11. The military judge is not ruling that no facts could be properly established concerning Mr. Khadr which might fit the definition of an unlawful enemy combatant in Section 948a(a) of the MCA. The military judge is ruling that the military commission is not the proper authority, under the provisions of the MCA, to determine that Mr. Khadr is an unlawful enemy combatant in order to establish initial jurisdiction for this commission to try Mr. Khadr.

12. The military judge is not ruling that Mr. Khadr may not, if his case is referred to trial after a proper determination, attack those facts in the elements of the offenses referred which might combine to show him to be an unlawful enemy combatant. Such an attack is a proper part of a military commission.
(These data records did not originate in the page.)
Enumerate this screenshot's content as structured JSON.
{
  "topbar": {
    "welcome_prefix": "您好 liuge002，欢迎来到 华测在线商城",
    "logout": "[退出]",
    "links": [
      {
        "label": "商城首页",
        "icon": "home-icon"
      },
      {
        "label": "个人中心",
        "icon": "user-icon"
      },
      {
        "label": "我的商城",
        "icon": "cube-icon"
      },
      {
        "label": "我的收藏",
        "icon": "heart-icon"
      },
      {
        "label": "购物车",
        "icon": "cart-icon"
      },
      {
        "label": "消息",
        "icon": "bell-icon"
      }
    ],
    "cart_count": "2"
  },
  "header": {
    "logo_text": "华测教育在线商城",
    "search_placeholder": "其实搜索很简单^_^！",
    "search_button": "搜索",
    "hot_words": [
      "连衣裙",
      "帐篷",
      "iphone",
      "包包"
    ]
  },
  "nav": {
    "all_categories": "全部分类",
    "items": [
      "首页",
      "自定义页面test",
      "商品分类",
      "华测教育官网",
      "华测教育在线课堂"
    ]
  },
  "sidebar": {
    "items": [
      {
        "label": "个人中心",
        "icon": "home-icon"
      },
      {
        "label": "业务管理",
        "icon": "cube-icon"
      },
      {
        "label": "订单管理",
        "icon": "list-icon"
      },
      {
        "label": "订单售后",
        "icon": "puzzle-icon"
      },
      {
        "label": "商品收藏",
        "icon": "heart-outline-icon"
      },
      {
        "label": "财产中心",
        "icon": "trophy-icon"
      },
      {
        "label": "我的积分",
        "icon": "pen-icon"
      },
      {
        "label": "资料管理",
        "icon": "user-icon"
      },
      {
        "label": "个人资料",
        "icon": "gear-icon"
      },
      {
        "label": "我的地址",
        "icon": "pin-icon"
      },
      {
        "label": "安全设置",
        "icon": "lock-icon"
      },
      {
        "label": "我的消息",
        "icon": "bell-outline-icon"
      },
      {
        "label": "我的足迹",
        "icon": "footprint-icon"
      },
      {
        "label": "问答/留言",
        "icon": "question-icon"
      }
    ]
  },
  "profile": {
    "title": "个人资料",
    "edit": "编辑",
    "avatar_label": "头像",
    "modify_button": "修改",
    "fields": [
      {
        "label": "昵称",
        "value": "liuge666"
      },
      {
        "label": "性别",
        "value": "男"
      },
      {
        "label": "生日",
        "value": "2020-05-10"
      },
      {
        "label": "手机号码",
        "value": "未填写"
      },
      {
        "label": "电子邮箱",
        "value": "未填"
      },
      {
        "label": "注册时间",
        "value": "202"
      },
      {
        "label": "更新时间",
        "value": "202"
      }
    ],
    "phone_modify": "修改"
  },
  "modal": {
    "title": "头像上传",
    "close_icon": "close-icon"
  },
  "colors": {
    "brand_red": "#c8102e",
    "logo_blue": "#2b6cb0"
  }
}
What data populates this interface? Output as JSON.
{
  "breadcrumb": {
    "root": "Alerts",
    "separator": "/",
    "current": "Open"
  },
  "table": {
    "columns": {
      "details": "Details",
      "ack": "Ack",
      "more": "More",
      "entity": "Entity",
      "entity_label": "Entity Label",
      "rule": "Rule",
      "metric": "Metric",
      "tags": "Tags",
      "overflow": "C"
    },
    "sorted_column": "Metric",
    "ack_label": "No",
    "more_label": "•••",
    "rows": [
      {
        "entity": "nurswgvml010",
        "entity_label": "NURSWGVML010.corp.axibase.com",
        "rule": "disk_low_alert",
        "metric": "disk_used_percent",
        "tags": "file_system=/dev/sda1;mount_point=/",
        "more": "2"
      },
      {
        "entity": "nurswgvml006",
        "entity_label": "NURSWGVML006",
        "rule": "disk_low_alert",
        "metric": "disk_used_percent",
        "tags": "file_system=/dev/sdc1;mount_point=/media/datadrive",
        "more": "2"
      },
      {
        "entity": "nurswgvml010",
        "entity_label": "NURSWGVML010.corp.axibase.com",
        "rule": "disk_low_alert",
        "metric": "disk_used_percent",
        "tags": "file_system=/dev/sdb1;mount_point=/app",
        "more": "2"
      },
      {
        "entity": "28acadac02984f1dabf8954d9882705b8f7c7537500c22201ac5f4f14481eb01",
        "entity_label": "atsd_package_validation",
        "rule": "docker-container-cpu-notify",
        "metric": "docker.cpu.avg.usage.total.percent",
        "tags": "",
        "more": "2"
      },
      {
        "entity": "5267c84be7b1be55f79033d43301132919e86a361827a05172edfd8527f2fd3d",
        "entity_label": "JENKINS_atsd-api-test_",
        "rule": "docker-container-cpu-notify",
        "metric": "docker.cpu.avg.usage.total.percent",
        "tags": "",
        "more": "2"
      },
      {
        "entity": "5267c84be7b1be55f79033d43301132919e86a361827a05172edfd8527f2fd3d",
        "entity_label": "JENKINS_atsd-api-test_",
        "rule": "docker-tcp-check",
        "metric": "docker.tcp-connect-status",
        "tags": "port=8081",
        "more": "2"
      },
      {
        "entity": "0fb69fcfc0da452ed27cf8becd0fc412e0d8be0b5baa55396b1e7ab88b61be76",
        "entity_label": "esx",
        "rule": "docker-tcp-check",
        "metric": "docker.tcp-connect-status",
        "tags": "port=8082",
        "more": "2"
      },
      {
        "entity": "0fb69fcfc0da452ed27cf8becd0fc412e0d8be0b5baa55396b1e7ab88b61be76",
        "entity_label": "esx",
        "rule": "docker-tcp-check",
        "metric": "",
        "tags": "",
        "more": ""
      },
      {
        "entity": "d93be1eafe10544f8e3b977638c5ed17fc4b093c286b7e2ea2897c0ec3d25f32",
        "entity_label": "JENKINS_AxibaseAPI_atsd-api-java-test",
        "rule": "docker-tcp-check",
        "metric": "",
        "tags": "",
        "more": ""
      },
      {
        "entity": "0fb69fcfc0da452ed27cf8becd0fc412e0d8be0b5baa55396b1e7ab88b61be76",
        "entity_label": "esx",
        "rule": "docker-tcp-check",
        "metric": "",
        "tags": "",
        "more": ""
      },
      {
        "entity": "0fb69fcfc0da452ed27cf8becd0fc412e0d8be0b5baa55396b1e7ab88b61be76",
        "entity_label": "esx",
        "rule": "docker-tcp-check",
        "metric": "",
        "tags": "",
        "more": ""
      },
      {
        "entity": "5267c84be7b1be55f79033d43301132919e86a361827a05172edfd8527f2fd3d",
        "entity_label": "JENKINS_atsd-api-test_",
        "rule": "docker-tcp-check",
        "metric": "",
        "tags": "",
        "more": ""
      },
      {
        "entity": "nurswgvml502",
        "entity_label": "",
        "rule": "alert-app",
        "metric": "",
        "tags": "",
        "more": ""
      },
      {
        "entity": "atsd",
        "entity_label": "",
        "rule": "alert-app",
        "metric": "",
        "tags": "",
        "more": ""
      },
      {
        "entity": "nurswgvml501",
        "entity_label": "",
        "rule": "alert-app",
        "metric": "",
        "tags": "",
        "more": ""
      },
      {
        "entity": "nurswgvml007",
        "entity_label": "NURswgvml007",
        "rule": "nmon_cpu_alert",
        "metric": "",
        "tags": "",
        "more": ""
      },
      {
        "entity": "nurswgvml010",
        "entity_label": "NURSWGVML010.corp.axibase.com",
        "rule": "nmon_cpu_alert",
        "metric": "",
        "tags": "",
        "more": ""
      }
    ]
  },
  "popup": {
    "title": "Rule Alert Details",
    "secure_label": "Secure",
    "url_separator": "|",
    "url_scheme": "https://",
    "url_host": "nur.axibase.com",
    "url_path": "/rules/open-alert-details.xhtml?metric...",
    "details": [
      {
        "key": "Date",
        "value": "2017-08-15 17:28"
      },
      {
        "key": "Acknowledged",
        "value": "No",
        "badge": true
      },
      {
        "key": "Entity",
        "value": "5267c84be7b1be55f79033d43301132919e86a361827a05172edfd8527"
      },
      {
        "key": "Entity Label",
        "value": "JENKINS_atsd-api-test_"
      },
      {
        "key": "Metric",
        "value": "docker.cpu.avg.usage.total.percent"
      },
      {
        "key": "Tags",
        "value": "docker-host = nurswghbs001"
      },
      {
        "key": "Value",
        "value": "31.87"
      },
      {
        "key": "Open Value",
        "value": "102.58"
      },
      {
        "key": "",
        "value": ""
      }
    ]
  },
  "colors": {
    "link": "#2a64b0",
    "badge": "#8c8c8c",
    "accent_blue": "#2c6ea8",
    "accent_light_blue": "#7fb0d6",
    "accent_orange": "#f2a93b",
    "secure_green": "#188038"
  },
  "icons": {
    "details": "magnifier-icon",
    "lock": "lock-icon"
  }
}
13. The military judge is not ruling that the charges against Mr. Khadr must be resworn. That would seem to be the more prudent avenue to take, but that issue is not currently before this commission.

14. If there were no two-step process required to try a person under the MCA, then a prosecutor could swear charges, the convening authority could refer charges, and a military commission could try a person who had had no determination as to his status whatsoever. That is not what Congress intended to establish in the MCA.

16. The charges are dismissed without prejudice.